When Pink Lakes Lose Their Color
Esperance’s Pink Lake has lost its pink colour due to salinity changes caused by human activity. It is believed that the construction of the South Coast Highway and a rail line altered the flow of water into the lake reducing its salinity which is why it no longer appears pink (the color was lost in the early 2000s). Human interference can quickly turn these natural wonders into ordinary blue lakes.
Over-extraction reduced the lake’s salinity, and its salt-loving extremophiles lost their biological footing to green photosynthesizing organisms like blue-green bacteria and the Navicula genus of diatom. The lake turned a shade of blue-gray in the early 2000s and has stayed that way ever since. Caravans of tourists are still disappointed each year after trying to catch a glimpse of the famous Pink Lake.
Conclusion
The transformation of lakes into vibrant pink spectacles each summer represents one of nature’s most remarkable survival stories. As water evaporates from the surface of these lakes, the remaining water becomes increasingly saline, creating an environment conducive to the growth of tiny organisms that produce pigments that act as a protective mechanism against the harsh conditions of their habitat. When conditions are just right – specifically, when the water becomes sufficiently saline and the sunlight is intense enough – the proliferation of these pigmented microorganisms gives rise to the characteristic pink hue that defines these lakes. These microscopic organisms don’t just endure extreme conditions – they paint the landscape while doing it.

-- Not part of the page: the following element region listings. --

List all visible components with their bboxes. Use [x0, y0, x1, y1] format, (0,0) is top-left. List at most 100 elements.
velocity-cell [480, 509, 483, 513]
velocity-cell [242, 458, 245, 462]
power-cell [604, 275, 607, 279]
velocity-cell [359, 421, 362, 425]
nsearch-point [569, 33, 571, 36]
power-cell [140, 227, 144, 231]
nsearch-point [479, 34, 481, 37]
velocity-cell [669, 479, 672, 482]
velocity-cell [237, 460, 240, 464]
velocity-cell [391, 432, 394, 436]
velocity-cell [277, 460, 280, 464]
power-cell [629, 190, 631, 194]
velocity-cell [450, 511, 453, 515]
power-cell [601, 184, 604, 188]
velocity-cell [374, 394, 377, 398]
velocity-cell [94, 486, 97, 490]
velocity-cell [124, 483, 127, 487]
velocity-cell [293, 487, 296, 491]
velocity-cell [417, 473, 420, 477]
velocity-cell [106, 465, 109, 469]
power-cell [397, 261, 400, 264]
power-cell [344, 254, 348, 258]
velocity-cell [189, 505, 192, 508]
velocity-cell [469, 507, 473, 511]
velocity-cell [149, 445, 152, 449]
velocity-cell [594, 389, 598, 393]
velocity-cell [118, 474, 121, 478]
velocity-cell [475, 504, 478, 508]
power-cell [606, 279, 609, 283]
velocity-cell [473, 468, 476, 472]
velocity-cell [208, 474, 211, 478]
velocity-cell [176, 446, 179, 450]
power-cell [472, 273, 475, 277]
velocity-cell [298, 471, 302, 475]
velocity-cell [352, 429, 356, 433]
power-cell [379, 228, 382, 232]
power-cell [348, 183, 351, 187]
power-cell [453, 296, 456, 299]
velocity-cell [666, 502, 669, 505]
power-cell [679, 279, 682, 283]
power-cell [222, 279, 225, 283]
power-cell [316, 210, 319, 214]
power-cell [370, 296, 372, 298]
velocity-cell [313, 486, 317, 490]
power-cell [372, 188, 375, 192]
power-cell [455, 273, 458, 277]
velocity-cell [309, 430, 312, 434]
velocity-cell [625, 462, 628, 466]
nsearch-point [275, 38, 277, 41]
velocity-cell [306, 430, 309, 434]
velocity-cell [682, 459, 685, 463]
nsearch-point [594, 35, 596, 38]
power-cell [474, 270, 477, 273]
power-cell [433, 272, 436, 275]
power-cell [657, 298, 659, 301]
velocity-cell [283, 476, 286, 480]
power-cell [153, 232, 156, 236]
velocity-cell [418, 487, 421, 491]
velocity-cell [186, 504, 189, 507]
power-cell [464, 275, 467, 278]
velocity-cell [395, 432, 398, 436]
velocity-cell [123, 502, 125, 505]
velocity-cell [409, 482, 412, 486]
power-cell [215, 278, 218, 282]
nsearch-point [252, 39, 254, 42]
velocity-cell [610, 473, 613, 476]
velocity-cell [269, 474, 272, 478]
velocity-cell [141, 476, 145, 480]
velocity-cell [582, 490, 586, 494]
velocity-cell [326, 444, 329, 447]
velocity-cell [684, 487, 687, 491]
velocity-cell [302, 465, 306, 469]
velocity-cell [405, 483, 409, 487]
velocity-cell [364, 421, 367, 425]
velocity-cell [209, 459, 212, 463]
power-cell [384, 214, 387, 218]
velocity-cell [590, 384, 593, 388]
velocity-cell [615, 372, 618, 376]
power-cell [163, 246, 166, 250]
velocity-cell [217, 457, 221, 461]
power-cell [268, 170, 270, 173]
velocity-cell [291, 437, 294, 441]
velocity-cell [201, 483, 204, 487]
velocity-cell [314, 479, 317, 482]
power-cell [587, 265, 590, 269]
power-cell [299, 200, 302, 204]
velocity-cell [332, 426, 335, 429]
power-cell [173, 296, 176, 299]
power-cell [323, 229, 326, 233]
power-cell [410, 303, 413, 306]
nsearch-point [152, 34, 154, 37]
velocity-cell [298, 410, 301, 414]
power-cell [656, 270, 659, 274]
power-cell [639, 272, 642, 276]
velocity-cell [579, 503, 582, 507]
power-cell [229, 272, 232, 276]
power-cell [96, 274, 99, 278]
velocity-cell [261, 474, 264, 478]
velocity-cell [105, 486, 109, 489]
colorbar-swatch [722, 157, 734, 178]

Yet as climate patterns shift and human activities continue to alter natural water flows, these pink treasures face an uncertain future. Some may become more vibrant, others might disappear forever. The next time you see a photo of a pink lake, remember you’re witnessing millions of years of evolutionary adaptation painted across the water’s surface. What do you think about these natural phenomena? Tell us in the comments.